Biri açıp gül gibi, muştu sunmuş.

     Öteki, olup zakkum; köreltmiş zihinleri!

     Çizmiş karanlık bir tablo; karartmış vicdanları!

     Çünkü,

     Biri savunmuş, öteki saldırmış!

     Biri teklif etmiş, öteki tehdit!

     Biri tebliğ etmiş, öteki tenkit!

     Biri doymamış öldürmeye!

     Beriki bıkmamış hayat vermeye.

     Karşılıklı bu savaş; 

     Kızışmış zaman zaman.

     Habil-Kabil kapışması,

     Sürmüş günümüze değin.

     Biri aklandıkça aklanmış.

     Öteki karardıkça kararmış!

     Tarihte devletler, işte bu yüzden;

     Bünyelerinde yer vermişler dîne.

     Bırakmamışlar başı boş, kendi hâline.
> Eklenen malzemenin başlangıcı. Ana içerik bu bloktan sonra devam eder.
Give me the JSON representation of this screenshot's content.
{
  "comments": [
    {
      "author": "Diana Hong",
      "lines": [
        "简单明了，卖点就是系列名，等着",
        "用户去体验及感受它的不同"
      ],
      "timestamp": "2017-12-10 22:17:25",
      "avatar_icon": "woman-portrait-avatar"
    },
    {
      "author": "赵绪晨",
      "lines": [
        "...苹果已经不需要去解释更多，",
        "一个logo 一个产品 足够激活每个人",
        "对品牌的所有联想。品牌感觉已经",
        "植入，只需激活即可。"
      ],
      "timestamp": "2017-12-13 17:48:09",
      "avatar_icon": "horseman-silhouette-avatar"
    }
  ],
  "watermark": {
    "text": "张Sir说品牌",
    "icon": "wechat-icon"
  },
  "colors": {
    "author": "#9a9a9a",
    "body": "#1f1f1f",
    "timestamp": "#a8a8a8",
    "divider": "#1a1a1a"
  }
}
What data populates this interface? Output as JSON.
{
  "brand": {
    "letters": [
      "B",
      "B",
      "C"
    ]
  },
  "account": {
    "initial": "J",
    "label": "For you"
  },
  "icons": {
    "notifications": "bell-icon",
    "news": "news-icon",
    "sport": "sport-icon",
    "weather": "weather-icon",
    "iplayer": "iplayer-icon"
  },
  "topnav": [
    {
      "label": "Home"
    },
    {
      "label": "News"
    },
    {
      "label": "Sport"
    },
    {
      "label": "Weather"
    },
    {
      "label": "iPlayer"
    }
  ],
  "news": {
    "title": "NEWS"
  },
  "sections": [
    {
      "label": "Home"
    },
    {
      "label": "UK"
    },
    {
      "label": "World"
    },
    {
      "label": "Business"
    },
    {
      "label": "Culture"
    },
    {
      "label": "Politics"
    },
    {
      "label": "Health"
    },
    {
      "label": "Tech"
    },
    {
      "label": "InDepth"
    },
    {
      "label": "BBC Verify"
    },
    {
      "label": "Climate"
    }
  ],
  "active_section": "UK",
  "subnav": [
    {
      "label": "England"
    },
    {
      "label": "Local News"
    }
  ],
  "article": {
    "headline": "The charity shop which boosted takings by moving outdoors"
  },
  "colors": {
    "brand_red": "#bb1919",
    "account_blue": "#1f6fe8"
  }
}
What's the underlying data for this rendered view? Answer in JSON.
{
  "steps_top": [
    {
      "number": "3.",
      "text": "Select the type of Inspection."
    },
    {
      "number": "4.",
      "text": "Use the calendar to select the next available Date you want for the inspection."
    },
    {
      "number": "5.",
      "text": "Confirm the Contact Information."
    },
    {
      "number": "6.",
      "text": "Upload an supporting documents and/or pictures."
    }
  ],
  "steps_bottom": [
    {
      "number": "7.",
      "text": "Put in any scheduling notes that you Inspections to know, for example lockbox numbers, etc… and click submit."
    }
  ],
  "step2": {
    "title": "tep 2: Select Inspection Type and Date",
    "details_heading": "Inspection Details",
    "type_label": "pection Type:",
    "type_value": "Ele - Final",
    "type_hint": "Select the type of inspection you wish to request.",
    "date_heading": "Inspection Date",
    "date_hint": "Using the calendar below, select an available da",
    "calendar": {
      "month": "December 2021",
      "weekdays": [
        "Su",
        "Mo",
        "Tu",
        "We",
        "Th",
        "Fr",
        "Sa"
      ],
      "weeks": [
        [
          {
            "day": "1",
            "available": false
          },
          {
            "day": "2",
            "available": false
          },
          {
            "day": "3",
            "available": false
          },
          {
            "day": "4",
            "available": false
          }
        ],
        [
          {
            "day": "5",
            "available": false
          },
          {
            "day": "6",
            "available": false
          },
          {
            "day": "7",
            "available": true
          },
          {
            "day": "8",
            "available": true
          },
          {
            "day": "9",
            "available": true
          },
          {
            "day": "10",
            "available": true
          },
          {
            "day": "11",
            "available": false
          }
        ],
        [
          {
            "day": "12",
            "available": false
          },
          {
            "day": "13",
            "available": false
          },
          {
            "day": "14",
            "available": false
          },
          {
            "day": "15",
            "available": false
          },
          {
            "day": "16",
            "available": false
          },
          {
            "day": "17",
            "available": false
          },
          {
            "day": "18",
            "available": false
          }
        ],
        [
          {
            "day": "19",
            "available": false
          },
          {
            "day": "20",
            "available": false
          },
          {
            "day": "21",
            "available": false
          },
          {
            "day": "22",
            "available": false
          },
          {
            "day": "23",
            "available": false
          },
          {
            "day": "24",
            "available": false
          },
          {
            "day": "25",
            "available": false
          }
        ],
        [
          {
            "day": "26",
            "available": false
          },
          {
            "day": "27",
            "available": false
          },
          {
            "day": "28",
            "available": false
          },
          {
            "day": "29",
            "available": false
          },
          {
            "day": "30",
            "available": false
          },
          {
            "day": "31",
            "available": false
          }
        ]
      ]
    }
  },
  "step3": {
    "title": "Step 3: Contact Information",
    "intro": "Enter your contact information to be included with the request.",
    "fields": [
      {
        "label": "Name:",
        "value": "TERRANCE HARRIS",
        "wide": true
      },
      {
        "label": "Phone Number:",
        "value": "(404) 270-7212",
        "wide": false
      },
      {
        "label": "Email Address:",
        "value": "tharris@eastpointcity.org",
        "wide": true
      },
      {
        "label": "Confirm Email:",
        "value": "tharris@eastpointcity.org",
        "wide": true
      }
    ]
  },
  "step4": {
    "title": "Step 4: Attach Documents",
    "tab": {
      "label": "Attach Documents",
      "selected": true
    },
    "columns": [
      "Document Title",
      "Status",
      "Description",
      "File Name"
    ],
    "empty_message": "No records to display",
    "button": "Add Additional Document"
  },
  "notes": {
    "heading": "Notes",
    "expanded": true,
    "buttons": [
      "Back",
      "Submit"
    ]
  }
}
     Koymamışlar hiç, nûrla nârı yan yana. 

     Çünkü,

     Yok İslâmda Ruhbaniyet.

     Yok İslâmda din adamı,

     Ayrıcalıklı sınıf, zümre yok.

     Var; hizmet yapan sadece,

     Var; hizmet yapan gündüz - gece.

     Biri; içten içe, yakıyor yaktıkça.

     Diğeri ibretle baktırıyor baktıkça.

     Dış düşman da anlamış, bu ince sırrı.

     Kaleyi içten fethetmek için gayrı.

     Bu silâha başvurmuşlar ayrı ayrı

     Pâdişahlar bile bu yüzden;

     Çok zaman kalmışlar zorda.

     Düşünüp taşınıp, demişler tevekkeli;

     Dini doğru kimselerle doğru öğretmeli.

     Bu; İslâmda olmayan Ruhbaniyeti,

     Var kılmak anlamına gelmez, elbette.

     Din görevlilerini hep atamış merkezden Osmanlı.

     Bırakmamış asla, kendi başına bu yerleri!

     Osmanlının bu tarzını, Türkiye Cumhuriyeti de,

     Devralmış, aynı haklı yolda, yürümüş ısrarla.

     Çünkü din; bırakmaya gelmez başıboş!

     Çünkü din; olmalı emîn ellerde,

     Devletin tayin edip, denetlediği kimselerde.

     İşte bu yüzden;

     Bırakın köyü kenti,

     Herhangi bir yaylada bile;

     Bırakın bir mescit yapmayı,

     Onarılmasını bile,

     Bağlamışlar resmî izne.

     Nitekim Osmanlı Devleti, zaman zaman gerilimlere yol açan -dinin yanlış yorumlanmasından kaynaklanan tehlikeli- gidişata dur demesini bilmiştir.

     Evet devlet, ne doğru dinden vazgeçmeli. Ne de dinin yanlış yorumcuların ellerinde kalmasına fırsat vermeli. Ne de dini; tehlikeli biçimde kullanılmasına olanak sağlayacak başı boşluğa itmeli.

     Aksi takdirde, yabancı şer odakların ağına düşmekten kimileri kurtulamaz!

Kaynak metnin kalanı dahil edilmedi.